Mr. Cooper’s voice went all soft and quiet—super-spooky. We had never heard him talk like this. It was barely audible, barely above a whisper.
“Real crazy is wildfires burning out of control out West. No rain in California. Torrential flooding around here.
“Real crazy is the glaciers melting and the sea levels rising.
“Real crazy is the millions, or is it billions, of people who live near the coast line, with no way out.”
Mr. Cooper’s voice began to rise. He had stopped his pacing and was standing stock still in the middle of the room, gazing upwards, his arms out to his side with his palms facing forward. He looked like one of those statues you see in front of some Catholic churches.
The class was mesmerized.
“Real crazy is storm after storm, each one worse than the one before, plowing right on through,” he continued.
“Real crazy is cranking up the earth’s thermostat, degree after degree, and burning up the very crops we need to survive.

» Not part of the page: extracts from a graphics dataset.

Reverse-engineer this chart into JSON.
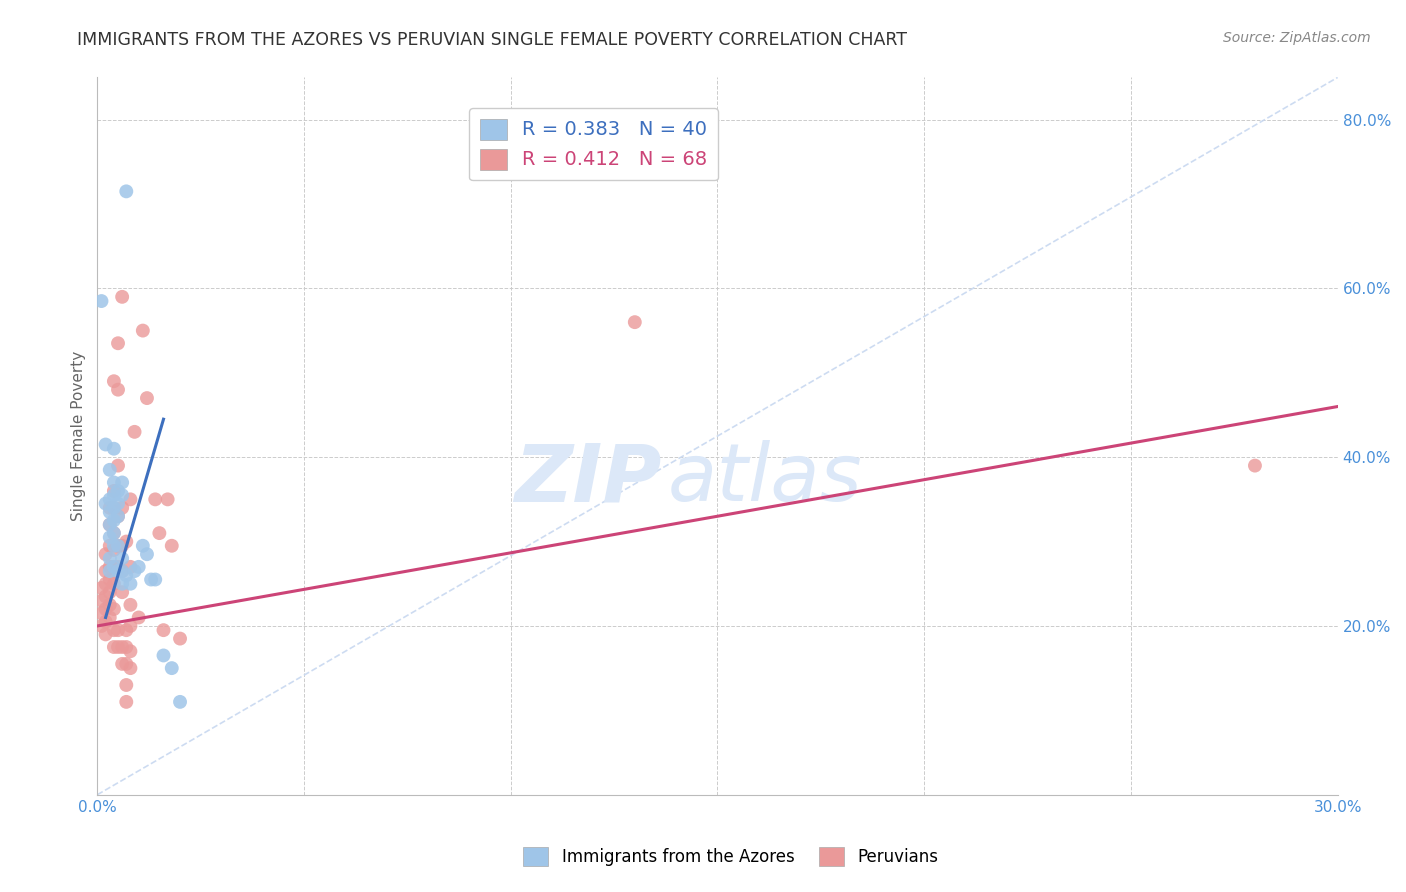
{
  "title": "IMMIGRANTS FROM THE AZORES VS PERUVIAN SINGLE FEMALE POVERTY CORRELATION CHART",
  "source": "Source: ZipAtlas.com",
  "ylabel": "Single Female Poverty",
  "xlim": [
    0.0,
    0.3
  ],
  "ylim": [
    0.0,
    0.85
  ],
  "xticks": [
    0.0,
    0.05,
    0.1,
    0.15,
    0.2,
    0.25,
    0.3
  ],
  "yticks": [
    0.0,
    0.2,
    0.4,
    0.6,
    0.8
  ],
  "xticklabels": [
    "0.0%",
    "",
    "",
    "",
    "",
    "",
    "30.0%"
  ],
  "yticklabels": [
    "",
    "20.0%",
    "40.0%",
    "60.0%",
    "80.0%"
  ],
  "legend1_label": "R = 0.383   N = 40",
  "legend2_label": "R = 0.412   N = 68",
  "watermark": "ZIPatlas",
  "blue_scatter": [
    [
      0.001,
      0.585
    ],
    [
      0.002,
      0.415
    ],
    [
      0.002,
      0.345
    ],
    [
      0.003,
      0.385
    ],
    [
      0.003,
      0.35
    ],
    [
      0.003,
      0.335
    ],
    [
      0.003,
      0.32
    ],
    [
      0.003,
      0.305
    ],
    [
      0.003,
      0.28
    ],
    [
      0.003,
      0.265
    ],
    [
      0.004,
      0.41
    ],
    [
      0.004,
      0.37
    ],
    [
      0.004,
      0.355
    ],
    [
      0.004,
      0.34
    ],
    [
      0.004,
      0.325
    ],
    [
      0.004,
      0.31
    ],
    [
      0.004,
      0.295
    ],
    [
      0.004,
      0.27
    ],
    [
      0.005,
      0.36
    ],
    [
      0.005,
      0.345
    ],
    [
      0.005,
      0.33
    ],
    [
      0.005,
      0.295
    ],
    [
      0.005,
      0.265
    ],
    [
      0.006,
      0.37
    ],
    [
      0.006,
      0.355
    ],
    [
      0.006,
      0.28
    ],
    [
      0.006,
      0.265
    ],
    [
      0.006,
      0.25
    ],
    [
      0.007,
      0.715
    ],
    [
      0.007,
      0.26
    ],
    [
      0.008,
      0.25
    ],
    [
      0.009,
      0.265
    ],
    [
      0.01,
      0.27
    ],
    [
      0.011,
      0.295
    ],
    [
      0.012,
      0.285
    ],
    [
      0.013,
      0.255
    ],
    [
      0.014,
      0.255
    ],
    [
      0.016,
      0.165
    ],
    [
      0.018,
      0.15
    ],
    [
      0.02,
      0.11
    ]
  ],
  "pink_scatter": [
    [
      0.001,
      0.245
    ],
    [
      0.001,
      0.23
    ],
    [
      0.001,
      0.215
    ],
    [
      0.001,
      0.2
    ],
    [
      0.002,
      0.285
    ],
    [
      0.002,
      0.265
    ],
    [
      0.002,
      0.25
    ],
    [
      0.002,
      0.235
    ],
    [
      0.002,
      0.22
    ],
    [
      0.002,
      0.205
    ],
    [
      0.002,
      0.19
    ],
    [
      0.003,
      0.34
    ],
    [
      0.003,
      0.32
    ],
    [
      0.003,
      0.295
    ],
    [
      0.003,
      0.27
    ],
    [
      0.003,
      0.255
    ],
    [
      0.003,
      0.24
    ],
    [
      0.003,
      0.225
    ],
    [
      0.003,
      0.21
    ],
    [
      0.004,
      0.49
    ],
    [
      0.004,
      0.36
    ],
    [
      0.004,
      0.34
    ],
    [
      0.004,
      0.31
    ],
    [
      0.004,
      0.29
    ],
    [
      0.004,
      0.27
    ],
    [
      0.004,
      0.25
    ],
    [
      0.004,
      0.22
    ],
    [
      0.004,
      0.195
    ],
    [
      0.004,
      0.175
    ],
    [
      0.005,
      0.535
    ],
    [
      0.005,
      0.48
    ],
    [
      0.005,
      0.39
    ],
    [
      0.005,
      0.33
    ],
    [
      0.005,
      0.295
    ],
    [
      0.005,
      0.27
    ],
    [
      0.005,
      0.195
    ],
    [
      0.005,
      0.175
    ],
    [
      0.006,
      0.59
    ],
    [
      0.006,
      0.34
    ],
    [
      0.006,
      0.295
    ],
    [
      0.006,
      0.265
    ],
    [
      0.006,
      0.24
    ],
    [
      0.006,
      0.175
    ],
    [
      0.006,
      0.155
    ],
    [
      0.007,
      0.3
    ],
    [
      0.007,
      0.195
    ],
    [
      0.007,
      0.175
    ],
    [
      0.007,
      0.155
    ],
    [
      0.007,
      0.13
    ],
    [
      0.007,
      0.11
    ],
    [
      0.008,
      0.35
    ],
    [
      0.008,
      0.27
    ],
    [
      0.008,
      0.225
    ],
    [
      0.008,
      0.2
    ],
    [
      0.008,
      0.17
    ],
    [
      0.008,
      0.15
    ],
    [
      0.009,
      0.43
    ],
    [
      0.01,
      0.21
    ],
    [
      0.011,
      0.55
    ],
    [
      0.012,
      0.47
    ],
    [
      0.014,
      0.35
    ],
    [
      0.015,
      0.31
    ],
    [
      0.016,
      0.195
    ],
    [
      0.017,
      0.35
    ],
    [
      0.018,
      0.295
    ],
    [
      0.02,
      0.185
    ],
    [
      0.13,
      0.56
    ],
    [
      0.28,
      0.39
    ]
  ],
  "blue_line_x": [
    0.002,
    0.016
  ],
  "blue_line_y": [
    0.21,
    0.445
  ],
  "pink_line_x": [
    0.0,
    0.3
  ],
  "pink_line_y": [
    0.2,
    0.46
  ],
  "diag_line_x": [
    0.0,
    0.3
  ],
  "diag_line_y": [
    0.0,
    0.85
  ],
  "blue_color": "#9fc5e8",
  "pink_color": "#ea9999",
  "blue_line_color": "#3d6fbe",
  "pink_line_color": "#cc4477",
  "diag_line_color": "#c8d8f0",
  "background_color": "#ffffff",
  "grid_color": "#cccccc",
  "title_color": "#333333",
  "axis_color": "#4a90d9",
  "source_color": "#888888"
}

“Real crazy is trying to get out of the hole we’re in by digging even deeper. Or in the case of Mount Tom, not digging but blowing it up. Blowing it up and polluting our rivers and making us sick so we can go ahead and burn more of the stuff that’s gotten us into this damn mess to begin with.
“You want crazy? That’s crazy! I may need a checkup from the neck up. I may be a whacked-out, wigged-out, mondobizarro, certifiable crank.” His voice became menacing. “But I am nothing, nothing compared to that!”
He sat down on the edge of his desk looking somewhat sad and disheveled, blankly staring off into space. The class was quiet. More crickets. Everyone looked at their feet, or out the window—anywhere but at Mr. Cooper.
A minute went by. Then three, or four. No one moved. No one seemed to breathe. We all sat still in awkward silence till the bell rang and then, like Livingston, we filed wordlessly out of the classroom.